The danger here is that these measures assess where students are, not how they got there. Thus, they do not actually measure teacher skill. Since students’ performance and growth in these assessments is significantly influenced by their socioeconomic backgrounds, English language proficiency and special education status, many teachers will be evaluated poorly due to their students’ backgrounds rather than their own teaching ability.

Furthermore, Value Added Measures (VAM) that rate teachers based on student progress on standardized exams, are notoriously unreliable. Studies show that even when used correctly they are only accurate for the very worst and the very best teachers, not for the vast majority of teachers who lie somewhere in the middle.

So why would the state’s largest teachers’ union concede so much?

Fensterwald argues that they might be responding to a recent court ruling. In June, Superior Court Judge James Chalfant’s ruled that Los Angeles Unified School District (LAUSD) was violating the Stull Act, which requires school districts to use student scores on state standardized tests when evaluating teacher effectiveness. Since AB 5 permits (but does not require) districts to use state test scores in teacher evaluations, CTA may believe that the law preempts the judge’s ruling and will buy them some breathing space.

This is a risky and stupid game for the union. Once student test scores become permissible as evidence of teacher quality, districts will try to impose it locally, while politicians and Ed Deformers will push to make it mandatory for all teachers under state law.

CTA ‘s Patricia Rucker has called the issue overblown, since the existing tests are slated to be replaced by new ones aligned to the Common Core Standards (CCS) and it remains to be seen whether those new tests will be “suitable for teacher evaluations.” However, her perspective shows an incredible naïveté. Considering who is profiting from the CCS and the new exams, it is incredibly unlikely that these tests will provide data that is any more reliable or meaningful than the current state tests. Furthermore, all student tests measure students’ performance, not teachers’. And since they are all influenced by students’ socioeconomic backgrounds, a good teacher can still end up with low student test scores.
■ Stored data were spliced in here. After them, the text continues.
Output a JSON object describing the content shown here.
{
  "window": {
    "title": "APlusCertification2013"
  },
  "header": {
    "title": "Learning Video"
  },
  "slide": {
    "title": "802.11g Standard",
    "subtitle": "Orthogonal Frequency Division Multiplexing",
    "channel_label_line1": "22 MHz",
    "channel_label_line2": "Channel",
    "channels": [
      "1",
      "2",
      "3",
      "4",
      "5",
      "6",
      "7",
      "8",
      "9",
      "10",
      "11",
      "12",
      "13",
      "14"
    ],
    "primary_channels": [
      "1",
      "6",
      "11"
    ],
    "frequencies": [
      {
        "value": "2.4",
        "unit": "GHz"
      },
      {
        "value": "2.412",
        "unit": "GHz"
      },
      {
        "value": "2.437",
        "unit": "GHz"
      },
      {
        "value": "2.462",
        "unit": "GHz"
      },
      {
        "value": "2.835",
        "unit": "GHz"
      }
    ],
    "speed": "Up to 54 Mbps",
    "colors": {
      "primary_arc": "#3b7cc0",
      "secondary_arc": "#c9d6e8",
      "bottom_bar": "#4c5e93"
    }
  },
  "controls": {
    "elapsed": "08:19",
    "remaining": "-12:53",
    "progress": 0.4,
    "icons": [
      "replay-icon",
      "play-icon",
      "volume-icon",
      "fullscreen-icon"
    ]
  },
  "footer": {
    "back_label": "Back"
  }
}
Even with CTA’s support, AB 5 still faces an uphill battle. Those on the right are criticizing the revised bill because it does not require test scores be used in teacher evaluations. Still, if the bill passes, it could be years before it would be implemented (if ever). Because the Stull Act requires that the state reimburse local governments for mandated programs, AB 5 would cost the state millions that it currently does not have. Furthermore, the bill would be delayed by a minimum of seven years, until after the state has repaid school districts money it owes them due to budget cuts, a sum currently valued at more than $10 billion.